点击右侧三个点,选择“Uninstall Operator”:

OCP的operator——(4)用户任务:使用Operator创建etcd集群_第10张图片

使用CLI从OperatorHub安装

查看当前身份:

$ oc whoami
kubeadmin

查看OperatorHub中集群可用的Operator列表:

$ oc get packagemanifests -n openshift-marketplace
NAME                                               CATALOG               AGE
forklift-operator                                  Community Operators   34d
debezium-operator                                  Community Operators   34d
pcc-operator                                       Certified Operators   34d
......
etcd                                               Community Operators   34d
......

检查所需Operator,以验证其支持的安装模式和可用频道:

$ oc describe packagemanifests etcd -n openshift-marketplace
Name:         etcd
Namespace:    openshift-marketplace
Labels:       catalog=community-operators
              catalog-namespace=openshift-marketplace
              operatorframework.io/arch.amd64=supported
              operatorframework.io/os.linux=supported
              provider=CNCF
              provider-url=
Annotations:  
API Version:  packages.operators.coreos.com/v1
Kind:         PackageManifest
Metadata:
  Creation Timestamp:  2024-01-10T10:34:13Z
Spec:
Status:
  Catalog Source:               community-operators
  Catalog Source Display Name:  Community Operators
  Catalog Source Namespace:     openshift-marketplace
  Catalog Source Publisher:     Red Hat
  Channels:
    Current CSV:  etcdoperator.v0.6.1
    Current CSV Desc:
      Annotations:
        Capabilities:           Full Lifecycle
        Description:            etcd is a distributed key value store providing a reliable way to store data across a cluster of machines.
        Tectonic - Visibility:  ocs
      Apiservicedefinitions:
      Customresourcedefinitions:
        Owned:
          Description:   Represents a cluster of etcd nodes.
          Display Name:  etcd Cluster
          Kind:          EtcdCluster
          Name:          etcdclusters.etcd.database.coreos.com
          Version:       v1beta2
      Description:       etcd is a distributed key value store that provides a reliable way to store data across a cluster of machines.
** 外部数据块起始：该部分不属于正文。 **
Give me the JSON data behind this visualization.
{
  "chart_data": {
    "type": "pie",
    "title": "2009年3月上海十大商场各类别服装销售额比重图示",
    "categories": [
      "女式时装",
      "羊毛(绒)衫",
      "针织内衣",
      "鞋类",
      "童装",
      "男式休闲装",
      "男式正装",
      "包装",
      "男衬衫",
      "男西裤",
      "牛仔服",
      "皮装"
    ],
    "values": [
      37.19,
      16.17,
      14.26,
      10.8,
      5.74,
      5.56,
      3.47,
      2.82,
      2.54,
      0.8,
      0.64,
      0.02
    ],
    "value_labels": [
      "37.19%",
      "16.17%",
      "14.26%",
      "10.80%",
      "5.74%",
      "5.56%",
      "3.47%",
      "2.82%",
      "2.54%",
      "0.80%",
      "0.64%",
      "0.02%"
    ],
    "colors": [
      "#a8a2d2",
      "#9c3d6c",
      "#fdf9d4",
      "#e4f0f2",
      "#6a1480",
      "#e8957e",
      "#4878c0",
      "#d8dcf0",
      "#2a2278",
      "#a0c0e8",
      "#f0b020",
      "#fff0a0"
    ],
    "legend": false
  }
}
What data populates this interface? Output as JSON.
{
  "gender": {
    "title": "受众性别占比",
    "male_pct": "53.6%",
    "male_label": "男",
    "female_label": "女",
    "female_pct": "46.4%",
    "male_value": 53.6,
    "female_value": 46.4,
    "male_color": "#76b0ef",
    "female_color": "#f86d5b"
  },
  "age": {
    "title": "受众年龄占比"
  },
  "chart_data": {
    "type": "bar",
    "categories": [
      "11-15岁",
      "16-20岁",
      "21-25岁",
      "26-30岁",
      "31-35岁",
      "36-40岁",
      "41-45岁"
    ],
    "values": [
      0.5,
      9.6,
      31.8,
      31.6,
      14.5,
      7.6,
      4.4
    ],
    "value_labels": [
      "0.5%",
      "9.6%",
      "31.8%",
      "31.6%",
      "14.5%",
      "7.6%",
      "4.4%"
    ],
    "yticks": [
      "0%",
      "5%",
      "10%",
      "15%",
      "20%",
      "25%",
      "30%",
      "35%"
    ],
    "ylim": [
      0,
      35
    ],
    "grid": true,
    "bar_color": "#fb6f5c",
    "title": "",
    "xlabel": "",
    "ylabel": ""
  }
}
It’s open-source and available on GitHub. etcd gracefully handles leader elections during network partitions and will tolerate machine failure, including the leader. Your applications can read and write data into etcd.
A simple use-case is to store database connection details or feature flags within etcd as key value pairs. These values can be watched, allowing your app to reconfigure itself when they change. Advanced uses take advantage of the consistency guarantees to implement database leader elections or do distributed locking across a cluster of workers.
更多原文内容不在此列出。